Seiring dengan terus meningkatnya permintaan global akan dokter, masalah kekurangan dokter telah menarik perhatian luas. Menurut Organisasi Kesehatan Dunia, dunia menghadapi kekurangan 4,3 juta tenaga kesehatan. Mengingat hal ini, banyak orang percaya bahwa memperluas jumlah penerimaan sekolah kedokteran atau mendirikan lebih banyak sekolah kedokteran akan menjadi cara yang efektif untuk mengatasi masalah ini. Namun, dapatkah sekadar meningkatkan jumlah mahasiswa kedokteran benar-benar mengubah keseimbangan antara penawaran dan permintaan layanan medis secara mendasar?
Pasokan dokter terutama bergantung pada jumlah lulusan sekolah kedokteran di suatu negara atau wilayah dan jumlah dokter yang masih memilih untuk tetap bekerja di bidang medis.
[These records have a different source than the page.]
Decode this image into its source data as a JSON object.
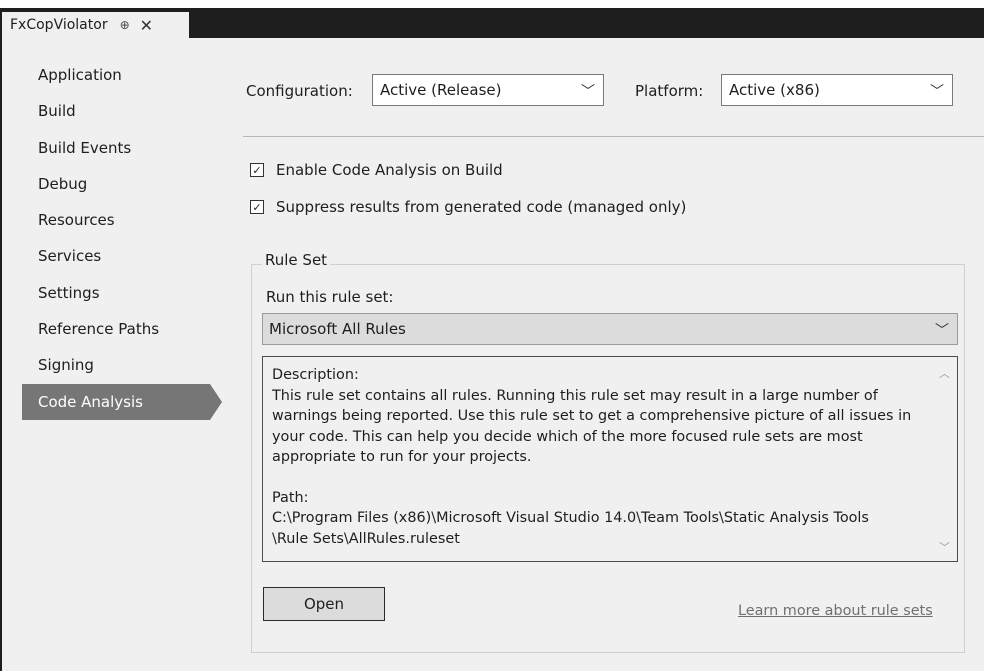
{
  "tab": {
    "title": "FxCopViolator",
    "pin_glyph": "⊕",
    "close_glyph": "✕"
  },
  "sidebar": {
    "items": [
      {
        "label": "Application"
      },
      {
        "label": "Build"
      },
      {
        "label": "Build Events"
      },
      {
        "label": "Debug"
      },
      {
        "label": "Resources"
      },
      {
        "label": "Services"
      },
      {
        "label": "Settings"
      },
      {
        "label": "Reference Paths"
      },
      {
        "label": "Signing"
      },
      {
        "label": "Code Analysis",
        "selected": true
      }
    ]
  },
  "config": {
    "configuration_label": "Configuration:",
    "configuration_value": "Active (Release)",
    "platform_label": "Platform:",
    "platform_value": "Active (x86)"
  },
  "options": {
    "enable_code_analysis": {
      "label": "Enable Code Analysis on Build",
      "checked": true
    },
    "suppress_generated": {
      "label": "Suppress results from generated code (managed only)",
      "checked": true
    }
  },
  "ruleset": {
    "group_title": "Rule Set",
    "run_label": "Run this rule set:",
    "selected": "Microsoft All Rules",
    "description_heading": "Description:",
    "description_body": "This rule set contains all rules. Running this rule set may result in a large number of warnings being reported. Use this rule set to get a comprehensive picture of all issues in your code. This can help you decide which of the more focused rule sets are most appropriate to run for your projects.",
    "path_heading": "Path:",
    "path_line1": "C:\\Program Files (x86)\\Microsoft Visual Studio 14.0\\Team Tools\\Static Analysis Tools",
    "path_line2": "\\Rule Sets\\AllRules.ruleset",
    "open_button": "Open",
    "learn_more": "Learn more about rule sets"
  },
  "theme": {
    "selected_nav_bg": "#767676",
    "panel_bg": "#f0f0f0",
    "titlebar_bg": "#1e1e1e"
  }
}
Kekurangan dokter semakin meningkat di banyak negara, terutama di daerah pedesaan dan berkembang yang memiliki lebih sedikit fasilitas medis dan sumber daya medis yang terbatas. Misalnya, di Amerika Serikat, banyak daerah telah melaporkan kekurangan dokter, termasuk daerah dengan pertumbuhan tinggi seperti Phoenix, Arizona. Bahkan jika jumlah lulusan sekolah kedokteran meningkat, hal itu masih belum dapat sepenuhnya memenuhi permintaan layanan medis.
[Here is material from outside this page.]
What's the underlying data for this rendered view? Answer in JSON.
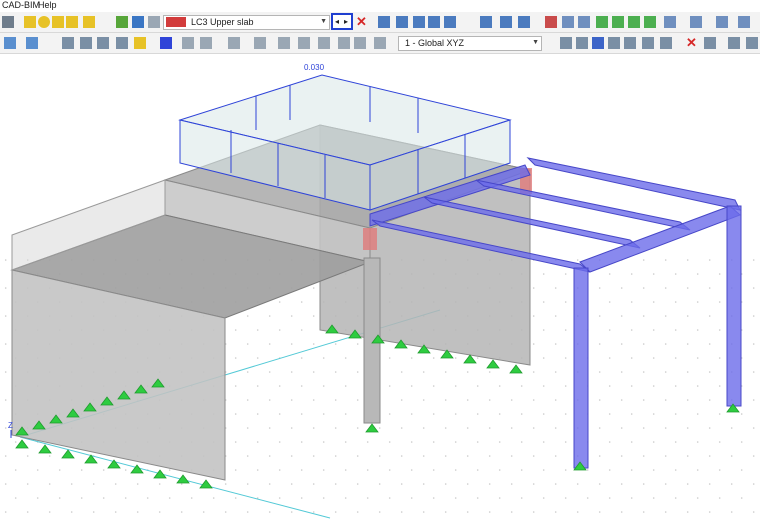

Ketersediaan dokter bergantung pada berbagai faktor, termasuk demografi lokal, kondisi ekonomi, dan kebijakan kesehatan. Terutama di negara-negara berkembang, pasokan dokter lebih sulit karena terbatasnya jumlah sekolah kedokteran dan masalah kehilangan dokter. Bahkan di wilayah yang secara ekonomi maju, pasokan sumber daya manusia dokter dapat menurun karena faktor-faktor lain, seperti dokter yang pensiun, berganti karier, atau beremigrasi ke negara lain untuk mencari peluang kerja yang lebih baik.
Di banyak negara, pendaftaran sekolah kedokteran terbatas sebagian karena kurangnya fakultas dan dana, dan sebagian karena kendala pemerintah dalam mengalokasikan sumber daya untuk pendidikan kedokteran.
Meskipun memperluas pendaftaran sekolah kedokteran mungkin tampak seperti solusi yang mudah, hal ini menghadirkan banyak tantangan. Mahasiswa kedokteran perlu menyelesaikan studi bertahun-tahun sebelum mereka dapat menjadi dokter yang berkualifikasi. Oleh karena itu, kekurangan dalam sistem pendidikan, seperti persentase mahasiswa yang putus sekolah menengah atau tidak lulus dari perguruan tinggi, akan secara langsung memengaruhi jumlah mahasiswa yang dapat diterima sekolah kedokteran. Selain itu, kendala finansial mencegah banyak calon mahasiswa kedokteran untuk mendaftar, karena pendidikan kedokteran relatif mahal.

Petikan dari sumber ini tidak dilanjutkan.